Undang-Undang nomor 31 tahun 1999 jo. Undang-Undang nomor 20 tahun 2001 memperkuat perampasan aset korupsi melalui pasal 18. Di sisi lain, Undang-Undang nomor 17 tahun 2003 tentang Keuangan Negara dan Undang-Undang nomor 1 tahun 2004 tentang Perbendaharaan Negara menegaskan bahwa seluruh kekayaan negara, termasuk yang dapat dinilai dengan uang, harus dikelola oleh Menteri Keuangan sebagai single custodian.
“Aset rampasan berada di tengah dua dunia itu. Diakui sebagai hasil penegakan hukum, tetapi tidak pernah benar-benar diintegrasikan ke dalam sistem pengelolaan kekayaan negara! Ini anomali kekuasaan negara!” tegasnya.
Adapun masa 2004 hingga 2025, menjadi masa aset mangkrak dengan nilai menguap. “Dua dekade terakhir memperlihatkan dampak nyata dari diskoneksi tersebut,” ungkap Iskandar.
LHP BPK nomor 19/LHP/XXI/12/2020 menemukan bahwa 34 persen aset rampasan di KPK mengalami penyusutan nilai lebih dari 50 persen sebelum dilelang. Rata-rata waktu tunggu lelang mencapai 3,2 tahun, dengan biaya perawatan hampir Rp48 miliar per tahun.
LHP BPK nomor 08/LHP/XXI/06/2022 pada Kejaksaan Agung menemukan 1.247 aset senilai Rp2,3 triliun berstatus hukum tidak jelas. Mekanisme hibah yang diatur dalam Peraturan Jaksa Agung PER-028/A/JA/10/2014 membuka konflik kepentingan, yakni aparat penegak hukum menyita, menyimpan, mengelola, bahkan menikmati aset rampasan untuk operasional mereka sendiri!

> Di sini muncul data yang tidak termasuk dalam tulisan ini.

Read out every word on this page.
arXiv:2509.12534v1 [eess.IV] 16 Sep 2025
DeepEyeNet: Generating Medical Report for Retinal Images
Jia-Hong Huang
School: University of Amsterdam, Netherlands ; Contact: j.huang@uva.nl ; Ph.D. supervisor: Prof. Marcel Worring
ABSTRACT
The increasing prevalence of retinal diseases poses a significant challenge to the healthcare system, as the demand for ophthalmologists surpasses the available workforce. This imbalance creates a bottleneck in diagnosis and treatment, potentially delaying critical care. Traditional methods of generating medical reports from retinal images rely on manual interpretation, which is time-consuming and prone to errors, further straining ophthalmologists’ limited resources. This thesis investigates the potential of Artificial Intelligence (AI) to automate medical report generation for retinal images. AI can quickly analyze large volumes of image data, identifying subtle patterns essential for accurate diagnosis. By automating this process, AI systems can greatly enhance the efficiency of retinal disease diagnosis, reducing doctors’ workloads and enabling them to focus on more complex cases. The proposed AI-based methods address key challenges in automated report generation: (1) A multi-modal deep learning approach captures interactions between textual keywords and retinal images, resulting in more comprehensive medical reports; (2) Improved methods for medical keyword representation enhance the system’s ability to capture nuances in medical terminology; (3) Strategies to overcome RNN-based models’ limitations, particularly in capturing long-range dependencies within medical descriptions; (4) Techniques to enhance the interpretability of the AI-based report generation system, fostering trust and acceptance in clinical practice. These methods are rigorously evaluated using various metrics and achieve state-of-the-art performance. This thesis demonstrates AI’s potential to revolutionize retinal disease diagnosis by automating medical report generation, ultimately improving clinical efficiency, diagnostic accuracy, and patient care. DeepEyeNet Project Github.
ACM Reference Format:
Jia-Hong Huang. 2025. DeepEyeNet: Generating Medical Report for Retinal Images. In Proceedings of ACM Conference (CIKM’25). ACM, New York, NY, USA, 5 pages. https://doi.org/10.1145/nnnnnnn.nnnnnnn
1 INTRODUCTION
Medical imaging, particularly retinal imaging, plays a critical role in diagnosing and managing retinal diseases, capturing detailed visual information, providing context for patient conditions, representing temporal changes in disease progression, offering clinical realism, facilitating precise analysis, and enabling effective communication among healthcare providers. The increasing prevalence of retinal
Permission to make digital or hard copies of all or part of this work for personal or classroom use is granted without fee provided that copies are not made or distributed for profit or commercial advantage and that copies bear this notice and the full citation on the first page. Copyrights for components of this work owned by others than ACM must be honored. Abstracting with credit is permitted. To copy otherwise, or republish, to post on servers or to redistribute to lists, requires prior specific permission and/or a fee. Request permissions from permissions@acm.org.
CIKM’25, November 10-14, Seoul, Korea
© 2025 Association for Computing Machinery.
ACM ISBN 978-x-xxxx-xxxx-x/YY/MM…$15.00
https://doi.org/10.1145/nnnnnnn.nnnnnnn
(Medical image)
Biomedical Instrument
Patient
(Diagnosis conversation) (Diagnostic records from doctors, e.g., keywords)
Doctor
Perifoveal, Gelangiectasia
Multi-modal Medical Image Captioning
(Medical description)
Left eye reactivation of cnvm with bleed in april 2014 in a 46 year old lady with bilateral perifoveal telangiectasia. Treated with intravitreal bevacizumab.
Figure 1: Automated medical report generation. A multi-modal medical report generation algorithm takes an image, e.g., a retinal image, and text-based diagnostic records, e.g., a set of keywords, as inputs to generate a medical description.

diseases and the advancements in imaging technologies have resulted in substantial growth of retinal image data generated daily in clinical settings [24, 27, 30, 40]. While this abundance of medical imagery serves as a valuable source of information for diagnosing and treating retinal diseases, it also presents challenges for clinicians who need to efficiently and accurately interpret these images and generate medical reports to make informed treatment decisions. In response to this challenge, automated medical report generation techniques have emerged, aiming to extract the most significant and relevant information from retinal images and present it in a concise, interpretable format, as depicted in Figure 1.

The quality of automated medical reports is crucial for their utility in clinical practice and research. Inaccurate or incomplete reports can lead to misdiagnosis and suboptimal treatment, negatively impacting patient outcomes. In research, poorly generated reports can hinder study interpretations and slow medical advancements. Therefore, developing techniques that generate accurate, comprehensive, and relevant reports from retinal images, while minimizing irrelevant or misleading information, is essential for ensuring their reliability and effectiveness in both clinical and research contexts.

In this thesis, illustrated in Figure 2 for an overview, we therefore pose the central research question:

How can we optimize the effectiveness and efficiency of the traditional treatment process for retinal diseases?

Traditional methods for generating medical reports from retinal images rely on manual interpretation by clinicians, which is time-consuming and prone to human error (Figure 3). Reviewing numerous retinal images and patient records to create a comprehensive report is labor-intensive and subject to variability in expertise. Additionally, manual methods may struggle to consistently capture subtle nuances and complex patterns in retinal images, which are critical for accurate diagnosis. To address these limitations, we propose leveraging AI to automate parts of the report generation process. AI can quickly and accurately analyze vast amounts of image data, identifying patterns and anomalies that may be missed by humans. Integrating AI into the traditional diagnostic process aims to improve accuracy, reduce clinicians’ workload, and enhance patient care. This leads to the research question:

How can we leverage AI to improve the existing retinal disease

“Dalam skema ini, DJKN sering hanya menjadi pencatat pasif. Statistik DJKN 2024 menunjukkan, hanya 45 persen aset rampasan yang tercatat sebagai BMN dalam waktu satu tahun setelah putusan inkracht,” paparnya.
Menjadi pertanyaan, kata Iskandar, mengapa reformasi selalu tersendat? Jawabannya bukan teknis, melainkan politis.
Naskah Akademik RUU Perampasan Aset tahun 2010 dan risalah rapat DPR 2021 menunjukkan resistensi kuat terhadap konsep single custodian. Mengelola aset berarti menguasai sumber daya dan pengaruh. Selama kewenangan itu terpencar di tangan aparat penegak hukum, reformasi akan selalu tersandera.
Lebih lanjut, Iskandar mengatakan, BPK telah berulang kali memberi peringatan dan rekomendasi. Yaitu bangun database terpadu, tetapkan batas waktu penyimpanan, wajibkan penilaian independen, dan integrasikan aset rampasan ke sistem keuangan negara.
Sejarah delapan dekade telah memberi pelajaran pahit. Negara boleh gagah di ruang sidang, tetapi tanpa tata kelola yang modern dan transparan, setiap kemenangan hukum hanya akan menjadi kekalahan fiskal!
“Kini pilihannya jelas, yakni mempertahankan sistem yang terbukti gagal, atau berani membedahnya secara struktural. Republik ini tidak kekurangan aturan untuk menyita. Yang kurang adalah keberanian untuk mengelola dengan benar,” pungkas Iskandar.